ABSTRACT

This chapter recounts the earliest effort by the United Nations through its health agency, the WHO, to put in place an institutionalized arrangement for the coordination of the global response to the HIV/ AIDS epidemic. It traces the history of the GPA from its establishment as a WHO-led global program in 1987 to its demise in 1992/1993, following a mixed performance which ranged from initial successes in mobilizing what were then massive financial resources and international support for a still relatively unknown epidemic to the challenges and tensions implicit in the inter-agency and intra-WHO rivalries that marked the operation of the program.

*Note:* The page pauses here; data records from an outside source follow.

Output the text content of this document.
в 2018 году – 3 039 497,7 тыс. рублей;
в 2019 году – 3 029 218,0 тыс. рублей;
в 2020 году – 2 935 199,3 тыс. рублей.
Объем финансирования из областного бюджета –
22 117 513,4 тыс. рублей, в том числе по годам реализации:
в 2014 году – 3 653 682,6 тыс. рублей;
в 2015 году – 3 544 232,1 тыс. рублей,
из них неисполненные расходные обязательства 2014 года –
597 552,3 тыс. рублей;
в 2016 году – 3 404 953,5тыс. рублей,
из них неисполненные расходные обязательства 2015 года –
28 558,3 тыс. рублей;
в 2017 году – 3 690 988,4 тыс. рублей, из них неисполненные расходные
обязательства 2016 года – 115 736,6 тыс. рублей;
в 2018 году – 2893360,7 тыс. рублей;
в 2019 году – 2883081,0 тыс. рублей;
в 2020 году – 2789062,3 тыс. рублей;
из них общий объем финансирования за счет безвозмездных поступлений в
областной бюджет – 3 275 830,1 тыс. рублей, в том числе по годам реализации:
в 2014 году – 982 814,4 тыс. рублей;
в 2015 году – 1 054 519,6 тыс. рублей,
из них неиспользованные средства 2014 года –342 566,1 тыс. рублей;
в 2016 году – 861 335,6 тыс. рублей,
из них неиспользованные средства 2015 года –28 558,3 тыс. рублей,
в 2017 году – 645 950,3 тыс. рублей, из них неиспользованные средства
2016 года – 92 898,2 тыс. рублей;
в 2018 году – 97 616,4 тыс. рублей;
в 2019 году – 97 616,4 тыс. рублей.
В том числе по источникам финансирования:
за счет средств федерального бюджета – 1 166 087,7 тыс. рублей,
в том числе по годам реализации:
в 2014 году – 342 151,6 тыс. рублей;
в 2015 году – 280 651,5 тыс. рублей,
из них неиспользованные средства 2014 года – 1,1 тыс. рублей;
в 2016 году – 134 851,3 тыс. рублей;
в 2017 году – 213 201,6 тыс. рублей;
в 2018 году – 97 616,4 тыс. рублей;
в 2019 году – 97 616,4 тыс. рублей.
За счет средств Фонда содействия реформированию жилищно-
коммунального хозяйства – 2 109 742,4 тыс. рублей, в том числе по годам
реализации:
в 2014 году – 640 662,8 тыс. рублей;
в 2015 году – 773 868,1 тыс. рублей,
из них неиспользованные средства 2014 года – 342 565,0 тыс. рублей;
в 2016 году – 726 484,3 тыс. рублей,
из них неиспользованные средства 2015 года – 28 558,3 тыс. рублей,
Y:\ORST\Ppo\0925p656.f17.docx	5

Noteworthy achievements of the GPA which are still pertinent to the global response included the promotion of a rights-based approach which was aimed at addressing the serious problem of stigma and discrimination associated with the disease, and the need to recognize the non-health and multidimensional characteristics of the epidemic and their impact. Yet, it was on account of failing to respond adequately to this latter need that criticisms were levied against the GPA that contributed to its demise. This first attempt at an inter-agency coordination at the global level to combat HIV/ AIDS, or any global infectious disease for that matter, could be seen as the precursor for the model of UN inter-agency collaboration that was to emerge a decade later as the joint program, UNAIDS, which is the subject of Chapter 3.